Born on March 17, 1988 in the Zimbabwean capital, young Andrew was initially raised in the farming areas of Centenary and Macheke, before moving to Marondera at the height of farm invasions.

He was schooled at Digglefold Primary School in the town before proceeding to Watershed College and later Peterhouse, where he completed his high school studies in 2006.

He was awarded a scholarship to Hartpury College in Gloucester, England, where he graduated with a degree in Sports Business Management in 2010.

Upon moving to Scotland, Rose became an instant hit in domestic rugby there, and was duly selected to represent Scotland at Under-21 level.

“I really enjoyed playing for Scotland, it was a dream of mine to play for them,” he says.

“Having just come from the Zimbabwe Under-19 tour to Belfast, playing in the Scotland set-up was very different. The majority of the guys I played with were in some sort of academy, already had their group of friends, played very individual rugby and played under a contract. Playing for Zimbabwe, we were all just mates and played for the love of the game. The other difference was that the Scottish national team is considered a tier one nation and therefore money was not really a problem for them. I think there were seven or eight professionals on their technical team whereas we had five.”

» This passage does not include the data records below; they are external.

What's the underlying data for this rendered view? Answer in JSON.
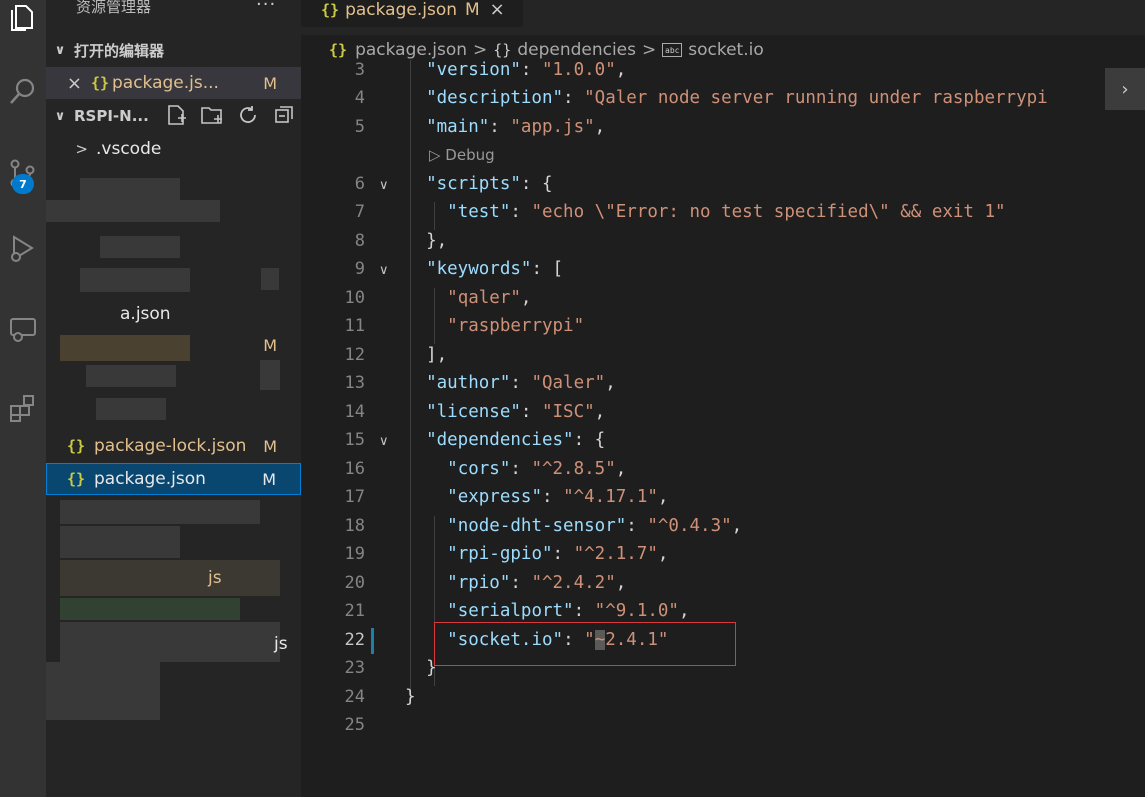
{
  "explorer": {
    "title": "资源管理器",
    "more": "···",
    "open_editors_label": "打开的编辑器",
    "open_editor": {
      "close": "×",
      "name": "package.js...",
      "status": "M"
    },
    "project_label": "RSPI-N...",
    "tree": [
      {
        "name": ".vscode",
        "status": ""
      },
      {
        "name": "a.json",
        "status": ""
      },
      {
        "name": "package-lock.json",
        "status": "M"
      },
      {
        "name": "package.json",
        "status": "M"
      },
      {
        "name": "js",
        "status": ""
      },
      {
        "name": "js",
        "status": ""
      },
      {
        "name": "M",
        "status": ""
      },
      {
        "name": "M",
        "status": ""
      }
    ]
  },
  "activity": {
    "scm_badge": "7"
  },
  "tab": {
    "icon": "{}",
    "name": "package.json",
    "status": "M",
    "close": "×"
  },
  "breadcrumb": {
    "file": "package.json",
    "dep": "dependencies",
    "leaf": "socket.io",
    "obj_icon": "{}",
    "file_icon": "{}",
    "str_icon": "abc"
  },
  "codelens": "▷ Debug",
  "scroll_chevron": "›",
  "code": {
    "gutter": [
      "3",
      "4",
      "5",
      "6",
      "7",
      "8",
      "9",
      "10",
      "11",
      "12",
      "13",
      "14",
      "15",
      "16",
      "17",
      "18",
      "19",
      "20",
      "21",
      "22",
      "23",
      "24",
      "25"
    ],
    "l3": {
      "k": "\"version\"",
      "s": "\"1.0.0\""
    },
    "l4": {
      "k": "\"description\"",
      "s": "\"Qaler node server running under raspberrypi"
    },
    "l5": {
      "k": "\"main\"",
      "s": "\"app.js\""
    },
    "l6": {
      "k": "\"scripts\"",
      "p": ": {"
    },
    "l7": {
      "k": "\"test\"",
      "s": "\"echo \\\"Error: no test specified\\\" && exit 1\""
    },
    "l8": {
      "p": "},"
    },
    "l9": {
      "k": "\"keywords\"",
      "p": ": ["
    },
    "l10": {
      "s": "\"qaler\""
    },
    "l11": {
      "s": "\"raspberrypi\""
    },
    "l12": {
      "p": "],"
    },
    "l13": {
      "k": "\"author\"",
      "s": "\"Qaler\""
    },
    "l14": {
      "k": "\"license\"",
      "s": "\"ISC\""
    },
    "l15": {
      "k": "\"dependencies\"",
      "p": ": {"
    },
    "l16": {
      "k": "\"cors\"",
      "s": "\"^2.8.5\""
    },
    "l17": {
      "k": "\"express\"",
      "s": "\"^4.17.1\""
    },
    "l18": {
      "k": "\"node-dht-sensor\"",
      "s": "\"^0.4.3\""
    },
    "l19": {
      "k": "\"rpi-gpio\"",
      "s": "\"^2.1.7\""
    },
    "l20": {
      "k": "\"rpio\"",
      "s": "\"^2.4.2\""
    },
    "l21": {
      "k": "\"serialport\"",
      "s": "\"^9.1.0\""
    },
    "l22": {
      "k": "\"socket.io\"",
      "s1": "\"",
      "cur": "~",
      "s2": "2.4.1\""
    },
    "l23": {
      "p": "}"
    },
    "l24": {
      "p": "}"
    },
    "colon": ": ",
    "comma": ","
  }
}
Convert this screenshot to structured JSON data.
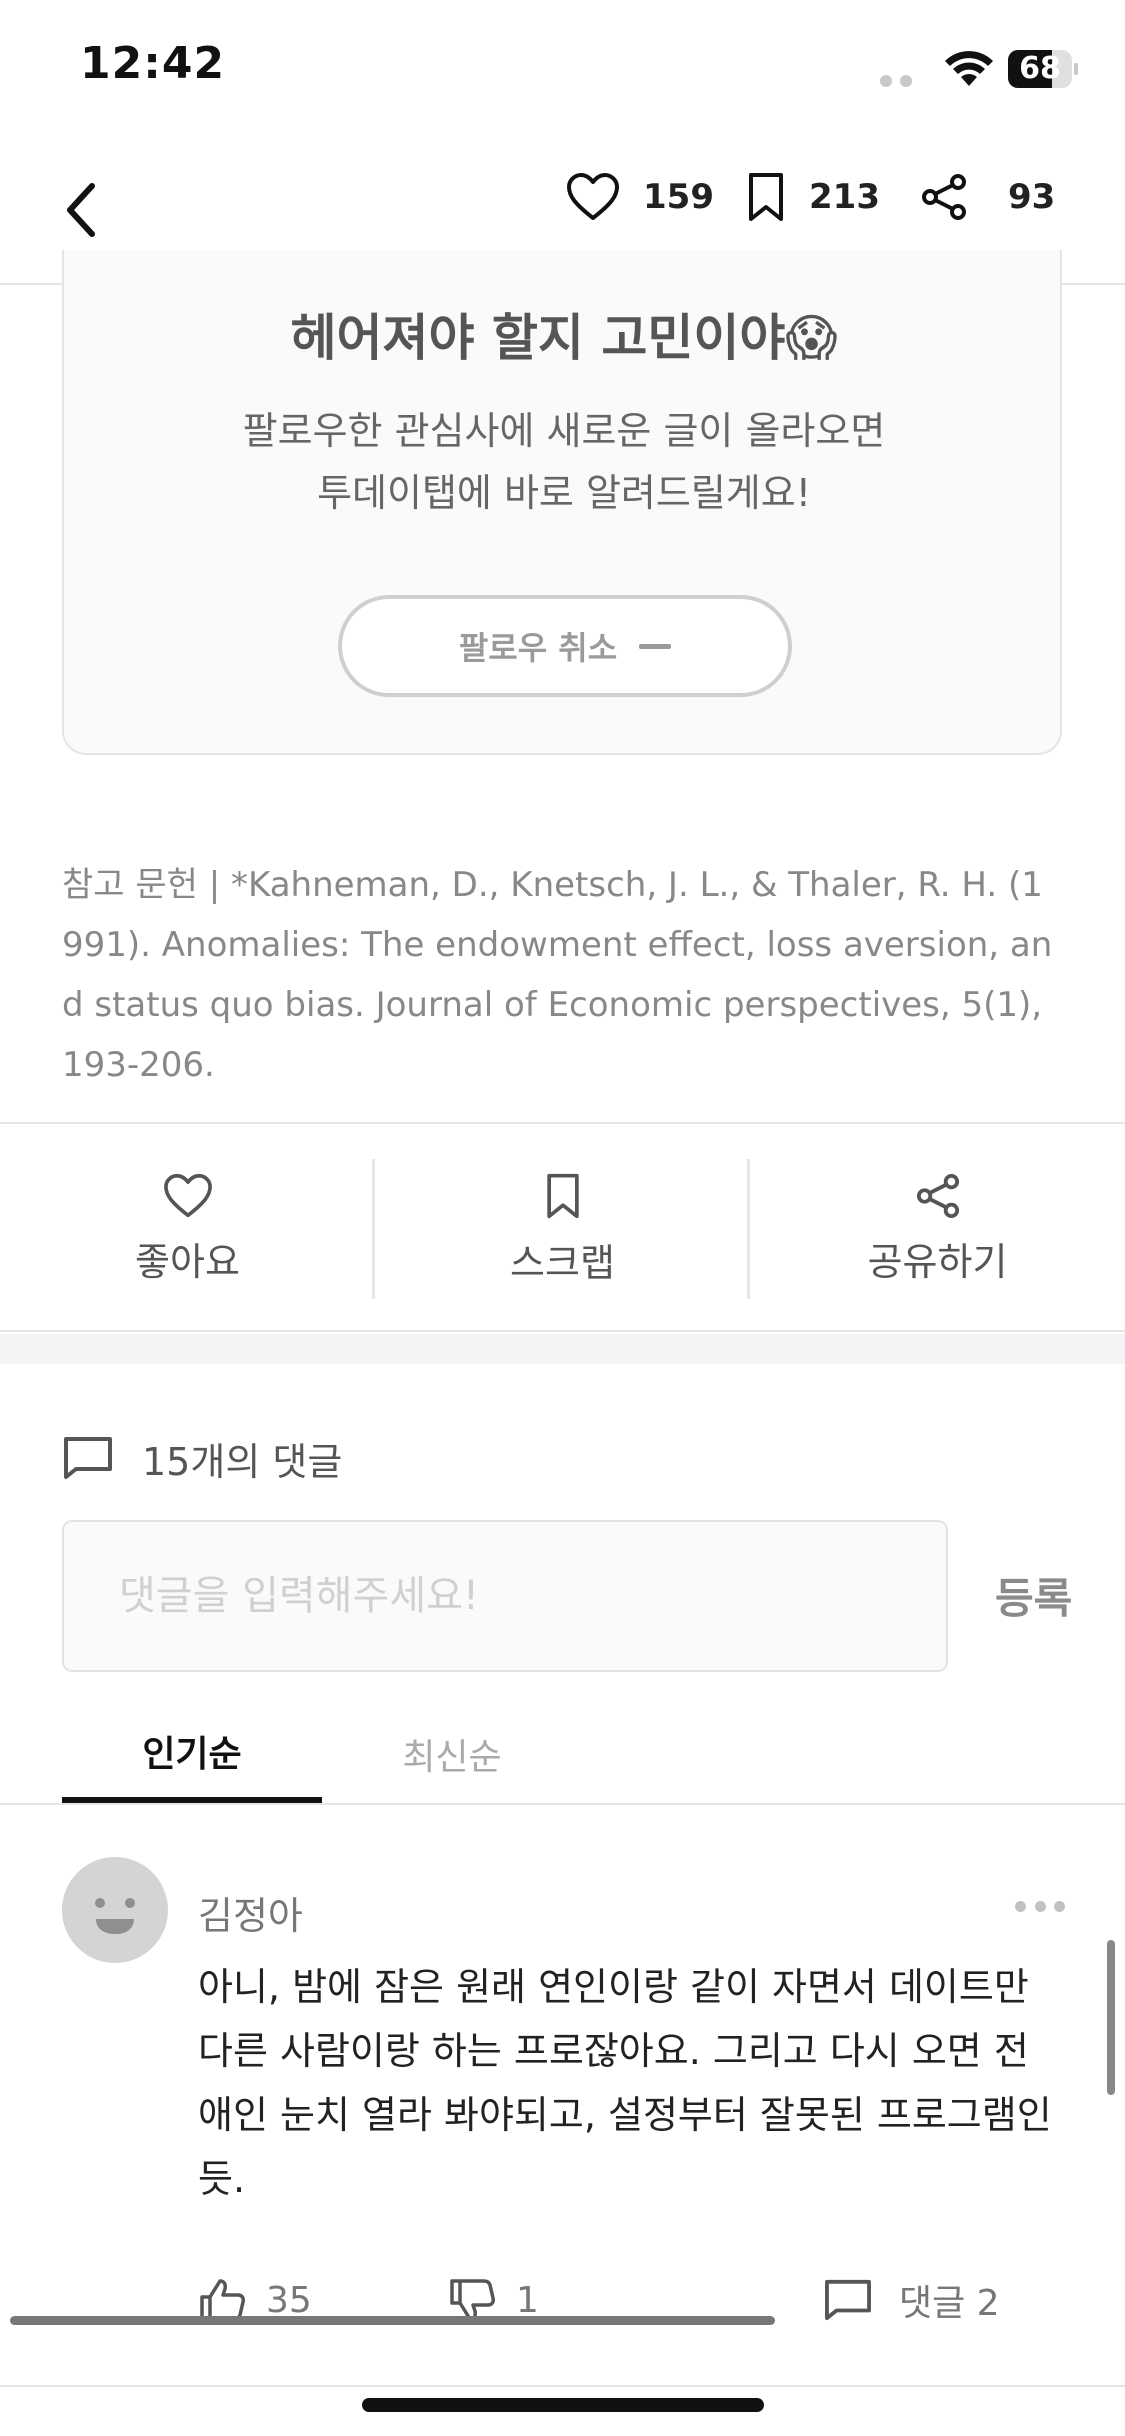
{
  "status_bar": {
    "time": "12:42",
    "battery": "68",
    "battery_level": 0.68
  },
  "nav": {
    "like_count": "159",
    "scrap_count": "213",
    "share_count": "93"
  },
  "follow_card": {
    "title": "헤어져야 할지 고민이야😱",
    "desc_line1": "팔로우한 관심사에 새로운 글이 올라오면",
    "desc_line2": "투데이탭에 바로 알려드릴게요!",
    "unfollow_label": "팔로우 취소"
  },
  "reference": {
    "text": "참고 문헌 | *Kahneman, D., Knetsch, J. L., & Thaler, R. H. (1991). Anomalies: The endowment effect, loss aversion, and status quo bias. Journal of Economic perspectives, 5(1), 193-206."
  },
  "actions": {
    "like_label": "좋아요",
    "scrap_label": "스크랩",
    "share_label": "공유하기"
  },
  "comments": {
    "count_label": "15개의 댓글",
    "input_placeholder": "댓글을 입력해주세요!",
    "submit_label": "등록",
    "tabs": [
      "인기순",
      "최신순"
    ],
    "items": [
      {
        "author": "김정아",
        "body": "아니, 밤에 잠은 원래 연인이랑 같이 자면서 데이트만 다른 사람이랑 하는 프로잖아요. 그리고 다시 오면 전 애인 눈치 열라 봐야되고, 설정부터 잘못된 프로그램인 듯.",
        "likes": "35",
        "dislikes": "1",
        "reply_label": "댓글 2"
      }
    ]
  }
}
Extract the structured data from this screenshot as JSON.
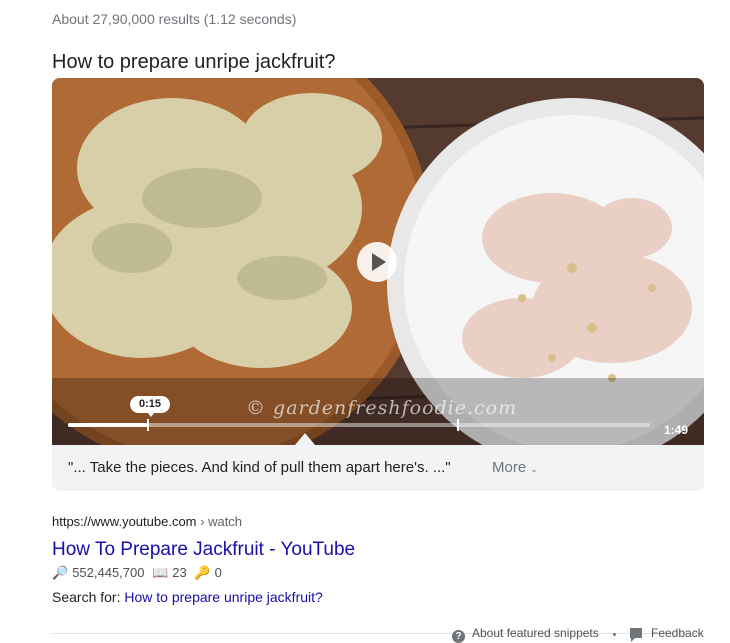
{
  "results_stats": "About 27,90,000 results (1.12 seconds)",
  "snippet": {
    "question": "How to prepare unripe jackfruit?",
    "video": {
      "watermark": "© gardenfreshfoodie.com",
      "current_time": "0:15",
      "duration": "1:49",
      "progress": 0.137,
      "clip_end": 0.67,
      "play_icon": "play-icon"
    },
    "caption": "\"... Take the pieces. And kind of pull them apart here's. ...\"",
    "more_label": "More",
    "more_icon": "chevron-down-icon"
  },
  "result": {
    "url": "https://www.youtube.com",
    "breadcrumb": "› watch",
    "title": "How To Prepare Jackfruit - YouTube",
    "views": "552,445,700",
    "book_count": "23",
    "key_count": "0",
    "search_for_label": "Search for:",
    "search_for_link": "How to prepare unripe jackfruit?"
  },
  "footer": {
    "about_label": "About featured snippets",
    "feedback_label": "Feedback"
  },
  "colors": {
    "link": "#1a0dab",
    "muted": "#70757a",
    "panel": "#f1f3f4"
  }
}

Playing for Scotland Under-21s was no mean feat for a purebred Zimbabwean farm boy, and with several natives having gone on to win test caps for their adopted countries, Rose could have gone the route of a lot of these other players.

“What made me decide to play for Zim? It’s my home country and I wanted to play in a side similar to what I played in the Under-19 World Cup, with a bunch of mates who loved rugby. I had a couple of mates who were playing and they asked me if I wanted to try out for the team,” he says of his loyalty to his country of birth.

Rose is also excited about the future of the game in his homeland, tipping Zimbabwe to reclaim her place on the world rugby map.

“I think it’s going to start growing, with the success of the Sevens and the chance of getting into the World Cup,” he says. “I think we are on the right track. A lot of guys my age are looking to come home and get involved and improve the system and standards in Zimbabwe. Guys that have been outside the country, guys that have experienced different things, they’ll come back and implement them and that will improve all sports all over the country. Fingers crossed anyway.”